南平山
--- 駅から歩けて紅葉・新緑が美しい ---
| 【余計な前書き】 2年前の同じ連休に南会津の小野岳(→山行記録)に出かけた折り、電車の窓から見た川治温泉の南平山の彩りに目を奪われた。南平山には5年前のGWに登っている(→山行記録)。全山が広葉樹の自然林のためたいへん新緑が美しく、ハイカーが少なく静かな好ましい山だった。朝の電車は、日光や野岩鉄道沿線の渓谷へ紅葉狩りに向かう行楽客で混雑ししていたが、半分以上の乗客が川治温泉駅手前の龍王峡で降りていった。鬼怒川の向こうに朝日を浴びて山全体が黄金色に染まった南平山が見えてきた。平家の落人たちがこの山に平家再興のための財宝を隠したという「黄金埋蔵伝説」が伝えられ、その由来となる『朝日さす夕日輝くこのおかに漆千杯、黄金千杯』という歌そのままであった。電車は混雑のため10分近く遅延。川治温泉駅で下車したハイカーは数組10人もいるかなという程度。いつものように一番最後に駅を出発した。 |
コースタイム 標準タイム 4時間35分
川治温泉駅--25分--登山口--30分--送電線鉄塔--35分--下の分岐--30分
--あずまや--35分--南平山--20分--分岐--25分--下の分岐--25分--送電線鉄塔
--25分--登山口--35分--川治湯元駅
 川治温泉駅からの南平山 |
〔10:15〕駅から登山口まではガイドブックの説明を参照して歩くのだが、5年前の記憶は残っていた。すぐ前を歩いていたご夫婦が手に持った紙を見ながら戸惑っていたので声をかけ、確か国道左手の高架手前のお店の脇から入ったはずと先導する。突き当たりを左手の小網ダムへ。一見したところ行き止まりのように見えたので、4人で持っている資料で確認した。同じガイドブックのコピーを持っていた私たちと同年代のこのご夫婦は、東京からとのことだった。
 登山口 |
ダムにかかる橋で鬼怒川を渡ると標識があり、前回はここで何故か反対の左へ進んでしまい気がついて戻ったことを思い出した。鬼怒川沿いの遊歩道を行くと左手に登山口があるのだが、前回には赤テープの目印しかなかったのに、標識が設置されていた。

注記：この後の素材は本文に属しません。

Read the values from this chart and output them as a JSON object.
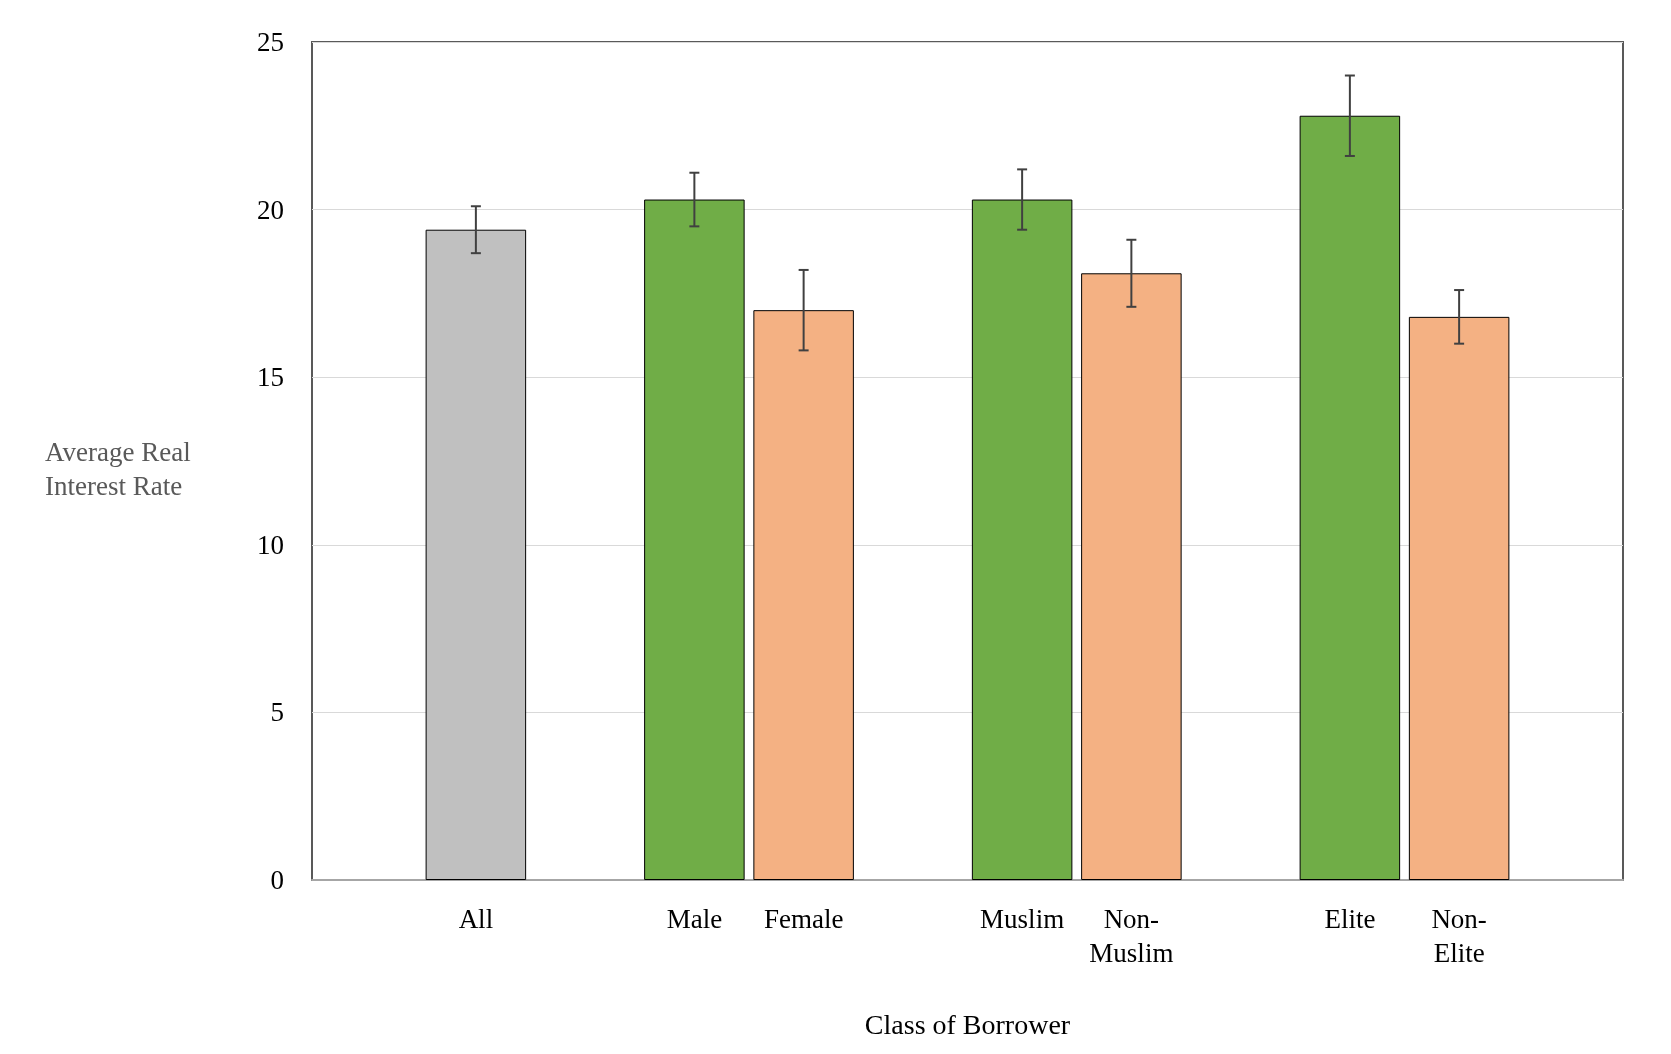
{
  "chart_data": {
    "type": "bar",
    "xlabel": "Class of Borrower",
    "ylabel": "Average Real Interest Rate",
    "categories": [
      null,
      "All",
      null,
      "Male",
      "Female",
      null,
      "Muslim",
      "Non-Muslim",
      null,
      "Elite",
      "Non-Elite",
      null
    ],
    "values": [
      null,
      19.4,
      null,
      20.3,
      17.0,
      null,
      20.3,
      18.1,
      null,
      22.8,
      16.8,
      null
    ],
    "colors": [
      "#c0c0c0",
      "#c0c0c0",
      "#70ad47",
      "#70ad47",
      "#f4b183",
      "#70ad47",
      "#70ad47",
      "#f4b183",
      "#70ad47",
      "#70ad47",
      "#f4b183",
      "#f4b183"
    ],
    "errors": [
      null,
      0.7,
      null,
      0.8,
      1.2,
      null,
      0.9,
      1.0,
      null,
      1.2,
      0.8,
      null
    ],
    "ylim": [
      0,
      25
    ],
    "yticks": [
      0,
      5,
      10,
      15,
      20,
      25
    ],
    "grid": "y"
  }
}
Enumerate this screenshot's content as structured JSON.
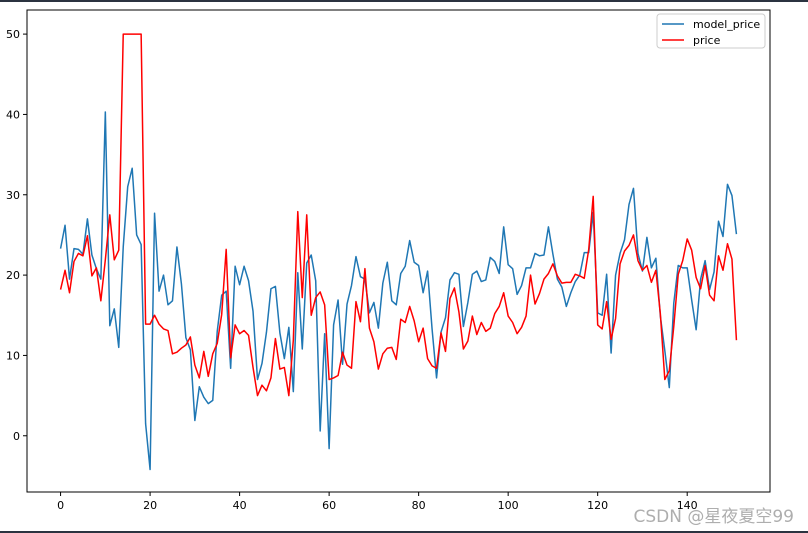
{
  "chart_data": {
    "type": "line",
    "title": "",
    "xlabel": "",
    "ylabel": "",
    "xlim": [
      -7.5,
      158.5
    ],
    "ylim": [
      -7,
      53
    ],
    "xticks": [
      0,
      20,
      40,
      60,
      80,
      100,
      120,
      140
    ],
    "yticks": [
      0,
      10,
      20,
      30,
      40,
      50
    ],
    "grid": false,
    "legend": "top-right",
    "series": [
      {
        "name": "model_price",
        "color": "#1f77b4",
        "values": [
          23.3,
          26.2,
          19.5,
          23.3,
          23.2,
          22.6,
          27.0,
          22.5,
          20.8,
          19.5,
          40.3,
          13.7,
          15.8,
          11.0,
          23.5,
          31.0,
          33.3,
          25.0,
          23.8,
          1.5,
          -4.2,
          27.7,
          18.0,
          20.0,
          16.3,
          16.8,
          23.5,
          18.9,
          12.2,
          10.7,
          1.9,
          6.1,
          4.8,
          4.0,
          4.4,
          13.0,
          17.5,
          18.0,
          8.4,
          21.1,
          18.8,
          21.1,
          19.3,
          15.5,
          7.0,
          9.0,
          12.9,
          18.3,
          18.6,
          12.8,
          9.6,
          13.5,
          5.5,
          20.3,
          10.8,
          21.5,
          22.5,
          19.3,
          0.6,
          12.7,
          -1.6,
          13.8,
          16.9,
          8.9,
          16.4,
          18.7,
          22.3,
          19.8,
          19.5,
          15.3,
          16.6,
          13.4,
          19.0,
          21.6,
          16.8,
          16.3,
          20.2,
          21.1,
          24.3,
          21.6,
          21.2,
          17.8,
          20.5,
          13.3,
          7.2,
          12.9,
          14.7,
          19.4,
          20.3,
          20.1,
          13.6,
          16.6,
          20.1,
          20.5,
          19.2,
          19.4,
          22.2,
          21.7,
          20.2,
          26.0,
          21.3,
          20.8,
          17.6,
          18.7,
          20.9,
          20.9,
          22.7,
          22.4,
          22.5,
          26.0,
          22.6,
          19.5,
          18.5,
          16.1,
          17.8,
          19.2,
          20.0,
          22.8,
          22.8,
          27.8,
          15.3,
          15.0,
          20.1,
          10.3,
          20.0,
          22.7,
          24.4,
          28.8,
          30.8,
          22.7,
          20.5,
          24.7,
          20.9,
          22.1,
          14.9,
          10.6,
          6.0,
          16.5,
          21.2,
          20.9,
          20.9,
          16.9,
          13.2,
          19.5,
          21.8,
          18.2,
          20.4,
          26.7,
          24.8,
          31.3,
          29.9,
          25.1
        ]
      },
      {
        "name": "price",
        "color": "#ff0000",
        "values": [
          18.2,
          20.6,
          17.8,
          21.7,
          22.7,
          22.4,
          24.9,
          19.9,
          20.9,
          16.8,
          21.9,
          27.5,
          21.9,
          23.1,
          50.0,
          50.0,
          50.0,
          50.0,
          50.0,
          13.9,
          13.9,
          15.0,
          13.9,
          13.3,
          13.1,
          10.2,
          10.4,
          10.9,
          11.3,
          12.3,
          8.8,
          7.2,
          10.5,
          7.4,
          10.2,
          11.5,
          15.1,
          23.2,
          9.7,
          13.8,
          12.7,
          13.1,
          12.5,
          8.5,
          5.0,
          6.3,
          5.6,
          7.2,
          12.1,
          8.3,
          8.5,
          5.0,
          11.9,
          27.9,
          17.2,
          27.5,
          15.0,
          17.2,
          17.9,
          16.3,
          7.0,
          7.2,
          7.5,
          10.4,
          8.8,
          8.4,
          16.7,
          14.2,
          20.8,
          13.4,
          11.7,
          8.3,
          10.2,
          10.9,
          11.0,
          9.5,
          14.5,
          14.1,
          16.1,
          14.3,
          11.7,
          13.4,
          9.6,
          8.7,
          8.4,
          12.8,
          10.5,
          17.1,
          18.4,
          15.4,
          10.8,
          11.8,
          14.9,
          12.6,
          14.1,
          13.0,
          13.4,
          15.2,
          16.1,
          17.8,
          14.9,
          14.1,
          12.7,
          13.5,
          14.9,
          20.0,
          16.4,
          17.7,
          19.5,
          20.2,
          21.4,
          19.9,
          19.0,
          19.1,
          19.1,
          20.1,
          19.9,
          19.6,
          23.2,
          29.8,
          13.8,
          13.3,
          16.7,
          12.0,
          14.6,
          21.4,
          23.0,
          23.7,
          25.0,
          21.8,
          20.6,
          21.2,
          19.1,
          20.6,
          15.2,
          7.0,
          8.1,
          13.6,
          20.1,
          21.8,
          24.5,
          23.1,
          19.7,
          18.3,
          21.2,
          17.5,
          16.8,
          22.4,
          20.6,
          23.9,
          22.0,
          11.9
        ]
      }
    ]
  },
  "watermark": {
    "text": "CSDN @星夜夏空99"
  }
}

始めのうちは杉の植林地だが、すぐに明るい雑木林の中の道をジグザグに登るようになる。今日は気温が高く、日差しが降り注ぐ斜面なので直に暑くなってきた。夫がシャツを脱いで半袖Tシャツになるというので、おしゃべりしながら一緒に歩いていたご夫婦に先に行ってもらった。
 砂金袋のイラスト標識 |
〔10:45〕“あの”砂金袋のイラスト標識が登場。砂金袋のイラストは平家の落人たちがこの山に平家再興のための財宝を隠したという「黄金埋蔵伝説」に由来している。200mごとに現れる「頂上まであと○キロ」を励みに登っていく。
 フデリンドウ |
送電線鉄塔手前の日当たりの良い場所に、フデリンドウが一輪。可愛らしい。となりにはアザミも一輪。
 送電線鉄塔 |
〔11:05〕送電線鉄塔のある鞍部。眼下に川治温泉駅と温泉街が見下ろせ、周囲の紅葉はちょうど美しい盛りで日の光に輝いて見えた。芝生になっているので腰を下ろしたくなるが先へと進んだ。
暖かいを通り越し暑いくらいの陽気の中を、ジグザグに登る。秋なのに汗みずくになる。時々真っ赤なカエデの木に足を止め、のんびりと登った。コナラ、ミズナラ、カエデなどの紅葉は、「頂上まで2.0km」の標識が立つこの辺りが一番美しかった。青空とのコントラストが素晴らしい。
 下の分岐 |
|
 あずまや |
〔11:30〜11:40〕少し開けた所に分岐の標識が立つ。休憩後前回と同じに左(頂上まで1500m)のコースを登っていった。分岐は山頂手前にあるあずまや付近で合わさるのだが、あずまやを通るのは左コースである。
〔12:05〜12:50〕今日は電車の中でしっかり朝食を食べていて、まだそれほど空腹になっていないせいか、案外早くあずまやに着いたような気がした。久しぶりに「お手製」のお弁当とインスタントの味噌煮込みうどんの昼食。